Below is a table showing the performance details of the NLTK 2.0b9 default tagger on the treebank corpus, which you can see for yourself by running python analyze_tagger_coverage.py treebank --metrics. The default tagger is 99.57% accurate on treebank, and below you can see exactly on which tags it fails. The Found column shows the number of occurrences of each tag produced by the default tagger, while the Actual column shows the actual number of occurrences in the treebank corpus. Precision and Recall, which I’ve explained in the context of classification, show the performance for each tag. If the Precision is less than 1, that means the tagger gave the tag to a word that it shouldn’t have (a false positive). If the Recall is less than 1, it means the tagger did not give the tag to a word that it should have (a false negative).

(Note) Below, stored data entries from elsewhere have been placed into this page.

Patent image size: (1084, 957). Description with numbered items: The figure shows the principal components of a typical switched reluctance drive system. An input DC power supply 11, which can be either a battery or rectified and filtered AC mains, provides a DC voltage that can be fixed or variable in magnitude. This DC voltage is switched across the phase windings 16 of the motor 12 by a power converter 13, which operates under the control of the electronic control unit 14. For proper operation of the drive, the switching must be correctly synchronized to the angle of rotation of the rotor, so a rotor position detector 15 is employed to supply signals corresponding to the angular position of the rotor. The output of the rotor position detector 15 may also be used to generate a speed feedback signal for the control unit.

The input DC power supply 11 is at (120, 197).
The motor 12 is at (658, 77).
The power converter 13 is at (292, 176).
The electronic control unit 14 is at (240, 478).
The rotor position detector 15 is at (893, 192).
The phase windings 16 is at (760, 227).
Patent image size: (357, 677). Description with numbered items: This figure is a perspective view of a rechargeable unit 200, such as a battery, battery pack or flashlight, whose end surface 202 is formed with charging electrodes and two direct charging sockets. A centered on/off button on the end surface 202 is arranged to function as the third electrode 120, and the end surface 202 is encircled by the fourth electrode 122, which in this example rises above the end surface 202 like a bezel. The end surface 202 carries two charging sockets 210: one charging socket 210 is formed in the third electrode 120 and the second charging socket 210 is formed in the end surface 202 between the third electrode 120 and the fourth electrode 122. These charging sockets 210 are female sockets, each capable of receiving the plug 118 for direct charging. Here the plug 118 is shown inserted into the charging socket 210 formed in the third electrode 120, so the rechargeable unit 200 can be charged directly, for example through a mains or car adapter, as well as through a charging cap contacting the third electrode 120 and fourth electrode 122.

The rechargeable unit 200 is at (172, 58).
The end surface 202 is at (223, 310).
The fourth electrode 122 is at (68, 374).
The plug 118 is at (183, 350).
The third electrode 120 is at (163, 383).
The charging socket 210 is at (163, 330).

Tag Found Actual Precision Recall
# 16 16 1 1
$ 724 724 1 1
694 694 1 1
, 4887 4886 1 1
-LRB- 120 120 1 1
-NONE- 6591 6592 1 1
-RRB- 126 126 1 1
. 3874 3874 1 1
: 563 563 1 1
CC 2271 2265 1 1
CD 3547 3546 0.999 0.999
DT 8170 8165 1 1
EX 88 88 1 1
FW 4 4 1 1
IN 9880 9857 0.9913 0.958
JJ 5803 5834 0.9913 0.9789
JJR 386 381 1 0.9149
JJS 185 182 0.9667 1
LS 12 13 1 0.8571
MD 927 927 1 1
NN 13166 13166 0.9917 0.9879
NNP 9427 9410 0.9948 0.994
NNPS 246 244 0.9903 0.9533
NNS 6055 6047 0.9952 0.9972
PDT 21 27 1 0.6667
POS 824 824 1 1
PRP 1716 1716 1 1
PRP$ 766 766 1 1
RB 2800 2822 0.9931 0.975
RBR 130 136 1 0.875
RBS 33 35 1 0.5
RP 213 216 1 1
SYM 1 1 1 1
TO 2180 2179 1 1
UH 3 3 1 1
VB 2562 2554 0.9914 1
VBD 3035 3043 0.9902 0.9807
VBG 1458 1460 0.9965 0.9982
VBN 2145 2134 0.9885 0.9957
VBP 1318 1321 0.9931 0.9828
VBZ 2124 2125 0.9937 0.9906
WDT 440 445 1 0.8333
WP 241 241 1 1
WP$ 14 14 1 1
WRB 178 178 1 1
712 712 1 1

Unknown Words in Treebank

Suprisingly, the treebank corpus contains 6592 words tags with -NONE-. But it’s not that bad, since it’s only 440 unique words, and they are not regular words at all: *EXP*-2, *T*-91, *-106, and many more similar looking tokens.